Italian police raid Chinese criminal gangs
by Guy Dinmore in Rome Published: June 28 2010
Italian police launched a major operation against Chinese criminal gangs across the country early on Monday, raiding illegal factories and seizing assets.
Italy’s Guardia di Finanza tax police said its Florence division had launched what it called Operation Great China in eight regions across Italy. Police said 17 Chinese and seven Italians were arrested while 134 others were under investigation. Police also seized 73 companies, 181 properties and 166 luxury cars.
Charges levelled against the Chinese included mafia association, money laundering and tax evasion, and organising illegal immigration, labour and prostitution. Some were also charged with counterfeiting, commercial fraud and the selling of goods against “Made in Italy” labelling regulations.
Police allege that money earned from illegal activites was transferred to China through a money transfer company called Money2Money, based in Bologna and owned by the Italian Bolzonaro family. The alleged Chinese criminal organisation, headed by the Cai family from Hubei province in northern China, had bought a stake in the company using the front name of their cleaning woman, according to police. A person answering the telephone at Money2Money in Bologna said the company had no immediate comment.
Police said the company had been seized by the judiciary and its activities placed under a special commissioner.
Money2Money has many sub-agencies located across Italy specialised in low-cost transfers of money abroad for immigrants.
Monday’s raids appeared to have focused on Tuscany where Chinese criminal gangs have taken root among large immigrant communities, many working in illegal clothing factories in the city of Prato.
Rising violence and expansion of immigrant communities in the medieval city have shifted local grievances to a national level, straining relations between Rome and Beijing and opening a national debate on the impact of globalisation.
Two weeks ago in Prato, masked men shot dead a Chinese businessman and in a separate incident a gang of Chinese youths armed with cleavers hacked to death two illegal Chinese immigrants in a bar full of people.
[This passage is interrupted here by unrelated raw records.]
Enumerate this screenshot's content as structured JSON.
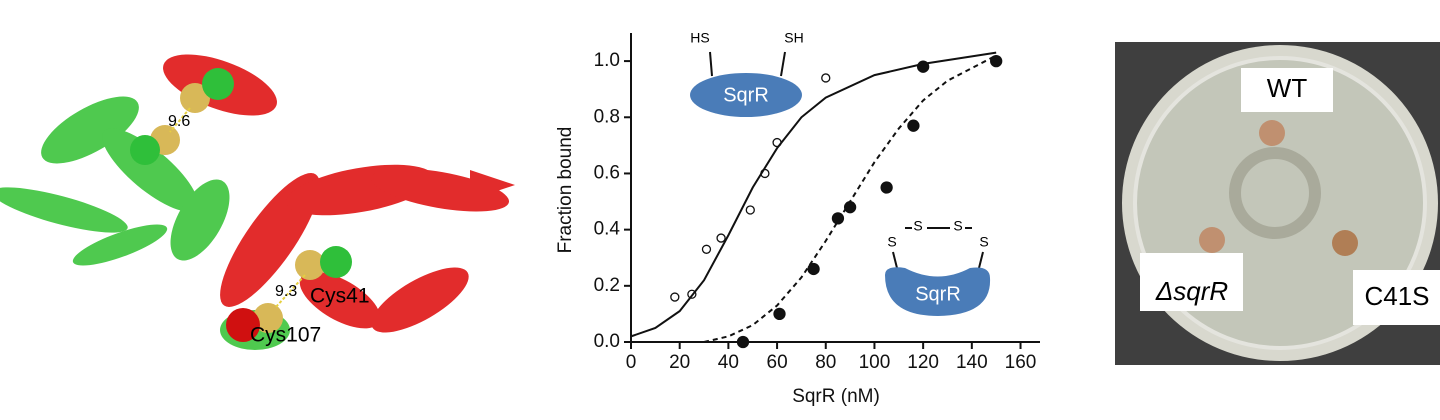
{
  "structure_labels": {
    "distance_top": "9.6",
    "distance_bottom": "9.3",
    "residue_a": "Cys41",
    "residue_b": "Cys107"
  },
  "chart_data": {
    "type": "scatter",
    "x_label": "SqrR (nM)",
    "y_label": "Fraction bound",
    "xlim": [
      0,
      168
    ],
    "ylim": [
      0,
      1.1
    ],
    "xticks": [
      0,
      20,
      40,
      60,
      80,
      100,
      120,
      140,
      160
    ],
    "yticks": [
      {
        "value": 0,
        "label": "0.0"
      },
      0.2,
      0.4,
      0.6,
      0.8,
      {
        "value": 1,
        "label": "1.0"
      }
    ],
    "series": [
      {
        "marker": "open",
        "color": "#111111",
        "x": [
          18,
          25,
          31,
          37,
          49,
          55,
          60,
          80,
          150
        ],
        "values": [
          0.16,
          0.17,
          0.33,
          0.37,
          0.47,
          0.6,
          0.71,
          0.94,
          1.0
        ]
      },
      {
        "marker": "filled",
        "color": "#111111",
        "x": [
          46,
          61,
          75,
          85,
          90,
          105,
          116,
          120,
          150
        ],
        "values": [
          0.0,
          0.1,
          0.26,
          0.44,
          0.48,
          0.55,
          0.77,
          0.98,
          1.0
        ]
      },
      {
        "marker": "none",
        "line": "solid",
        "color": "#111111",
        "x": [
          0,
          10,
          20,
          30,
          40,
          50,
          60,
          70,
          80,
          100,
          120,
          150
        ],
        "values": [
          0.02,
          0.05,
          0.11,
          0.22,
          0.38,
          0.55,
          0.69,
          0.8,
          0.87,
          0.95,
          0.99,
          1.03
        ]
      },
      {
        "marker": "none",
        "line": "dashed",
        "color": "#111111",
        "x": [
          30,
          40,
          50,
          60,
          70,
          80,
          90,
          100,
          110,
          120,
          130,
          150
        ],
        "values": [
          0.0,
          0.02,
          0.06,
          0.13,
          0.23,
          0.36,
          0.5,
          0.64,
          0.76,
          0.86,
          0.93,
          1.02
        ]
      }
    ],
    "annotations": {
      "reduced": {
        "left_group": "HS",
        "right_group": "SH",
        "protein": "SqrR"
      },
      "oxidized": {
        "s1": "S",
        "s2": "S",
        "s3": "S",
        "s4": "S",
        "protein": "SqrR"
      }
    }
  },
  "plate_labels": {
    "top": "WT",
    "left": "ΔsqrR",
    "right": "C41S"
  }
}
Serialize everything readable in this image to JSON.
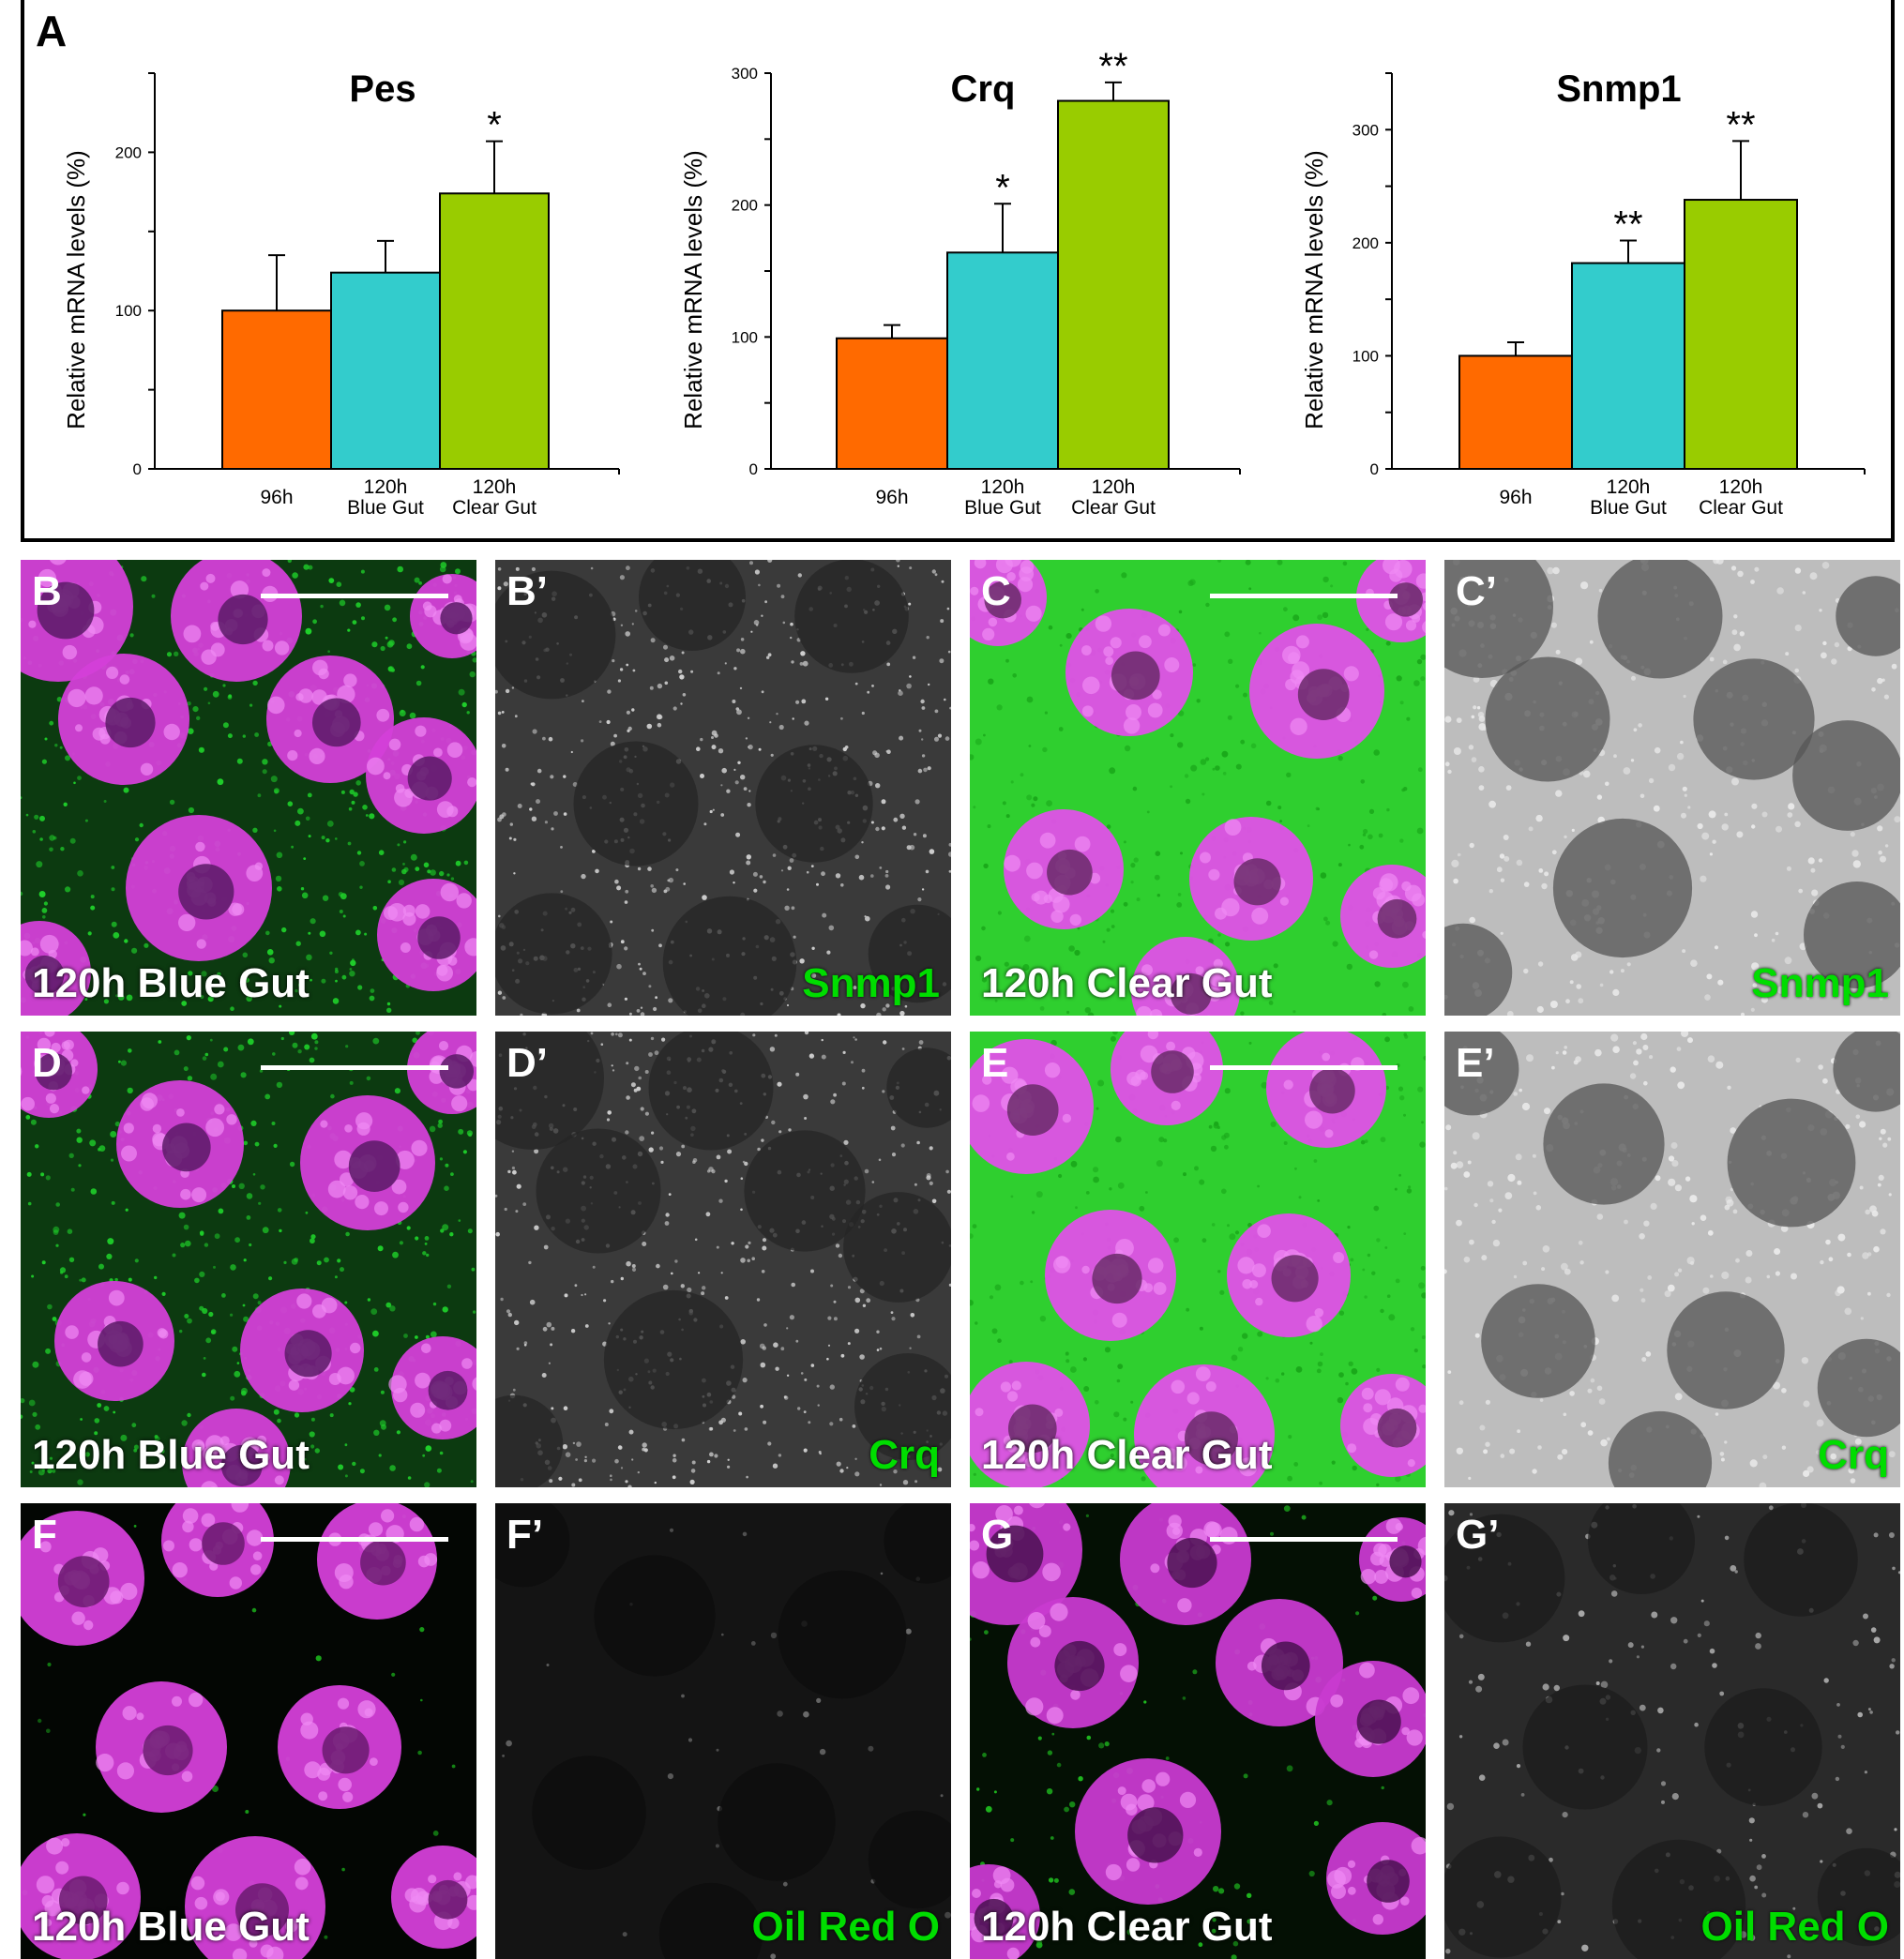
{
  "figure": {
    "panel_a_letter": "A",
    "colors": {
      "orange": "#ff6a00",
      "cyan": "#33cccc",
      "green": "#99cc00",
      "magenta": "#e23ce8",
      "fluor_green": "#00dd00"
    }
  },
  "chart_data": [
    {
      "type": "bar",
      "title": "Pes",
      "ylabel": "Relative mRNA levels (%)",
      "xlabel": "",
      "categories": [
        "96h",
        "120h Blue Gut",
        "120h Clear Gut"
      ],
      "category_lines": [
        [
          "96h"
        ],
        [
          "120h",
          "Blue Gut"
        ],
        [
          "120h",
          "Clear Gut"
        ]
      ],
      "values": [
        100,
        124,
        174
      ],
      "errors": [
        35,
        20,
        33
      ],
      "significance": [
        "",
        "",
        "*"
      ],
      "ylim": [
        0,
        250
      ],
      "yticks": [
        0,
        100,
        200
      ],
      "ytick_labels": [
        "0",
        "100",
        "200"
      ],
      "minor_tick_step": 50,
      "colors": [
        "#ff6a00",
        "#33cccc",
        "#99cc00"
      ],
      "grid": false
    },
    {
      "type": "bar",
      "title": "Crq",
      "ylabel": "Relative mRNA levels (%)",
      "xlabel": "",
      "categories": [
        "96h",
        "120h Blue Gut",
        "120h Clear Gut"
      ],
      "category_lines": [
        [
          "96h"
        ],
        [
          "120h",
          "Blue Gut"
        ],
        [
          "120h",
          "Clear Gut"
        ]
      ],
      "values": [
        99,
        164,
        279
      ],
      "errors": [
        10,
        37,
        14
      ],
      "significance": [
        "",
        "*",
        "**"
      ],
      "ylim": [
        0,
        300
      ],
      "yticks": [
        0,
        100,
        200,
        300
      ],
      "ytick_labels": [
        "0",
        "100",
        "200",
        "300"
      ],
      "minor_tick_step": 50,
      "colors": [
        "#ff6a00",
        "#33cccc",
        "#99cc00"
      ],
      "grid": false
    },
    {
      "type": "bar",
      "title": "Snmp1",
      "ylabel": "Relative mRNA levels (%)",
      "xlabel": "",
      "categories": [
        "96h",
        "120h Blue Gut",
        "120h Clear Gut"
      ],
      "category_lines": [
        [
          "96h"
        ],
        [
          "120h",
          "Blue Gut"
        ],
        [
          "120h",
          "Clear Gut"
        ]
      ],
      "values": [
        100,
        182,
        238
      ],
      "errors": [
        12,
        20,
        52
      ],
      "significance": [
        "",
        "**",
        "**"
      ],
      "ylim": [
        0,
        350
      ],
      "yticks": [
        0,
        100,
        200,
        300
      ],
      "ytick_labels": [
        "0",
        "100",
        "200",
        "300"
      ],
      "minor_tick_step": 50,
      "colors": [
        "#ff6a00",
        "#33cccc",
        "#99cc00"
      ],
      "grid": false
    }
  ],
  "micrographs": [
    {
      "letter": "B",
      "caption": "120h Blue Gut",
      "stain": "",
      "style": "merge-blue"
    },
    {
      "letter": "B’",
      "caption": "",
      "stain": "Snmp1",
      "style": "grey-dots"
    },
    {
      "letter": "C",
      "caption": "120h Clear Gut",
      "stain": "",
      "style": "merge-clear"
    },
    {
      "letter": "C’",
      "caption": "",
      "stain": "Snmp1",
      "style": "grey-bright"
    },
    {
      "letter": "D",
      "caption": "120h Blue Gut",
      "stain": "",
      "style": "merge-blue"
    },
    {
      "letter": "D’",
      "caption": "",
      "stain": "Crq",
      "style": "grey-dots"
    },
    {
      "letter": "E",
      "caption": "120h Clear Gut",
      "stain": "",
      "style": "merge-clear"
    },
    {
      "letter": "E’",
      "caption": "",
      "stain": "Crq",
      "style": "grey-bright"
    },
    {
      "letter": "F",
      "caption": "120h Blue Gut",
      "stain": "",
      "style": "merge-dark"
    },
    {
      "letter": "F’",
      "caption": "",
      "stain": "Oil Red O",
      "style": "grey-dark"
    },
    {
      "letter": "G",
      "caption": "120h Clear Gut",
      "stain": "",
      "style": "merge-dark-dots"
    },
    {
      "letter": "G’",
      "caption": "",
      "stain": "Oil Red O",
      "style": "grey-dark-dots"
    }
  ]
}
No witnesses have come forward, underlining the problems facing Italian authorities in dealing with criminal gangs entrenched in a relatively closed community.
Laura Canovai, an investigating magistrate, told a public meeting that “the Chinese community is not helping, not collaborating with the institutions”.
Ding Wei, China’s new ambassador to Rome, visited Prato last Friday in response to the killings. According to local newspaper accounts, his meetings with Italian officials went badly as he complained about a sustained crackdown launched this year by city authorities on illegal Chinese factories in the city.
Chinese criminal gangs, mostly from the coastal city of Wenzhou in Zhejiang province, provide a constant stream of illegal immigrants for Prato’s sweatshops, which have expanded hugely over the past decade and were said to produce as many as 1m items of clothing a day before recession hit. Many Chinese in the area have since lost their jobs.
City and police officials have been frustrated in their attempts to expel illegal Chinese immigrants from Italy because the Chinese authorities refuse to accept suspected Chinese nationals who have no identification. Italian newspapers, however, recently reported some progress in co-operation between the two sides, with Chinese police providing information on suspected gang members.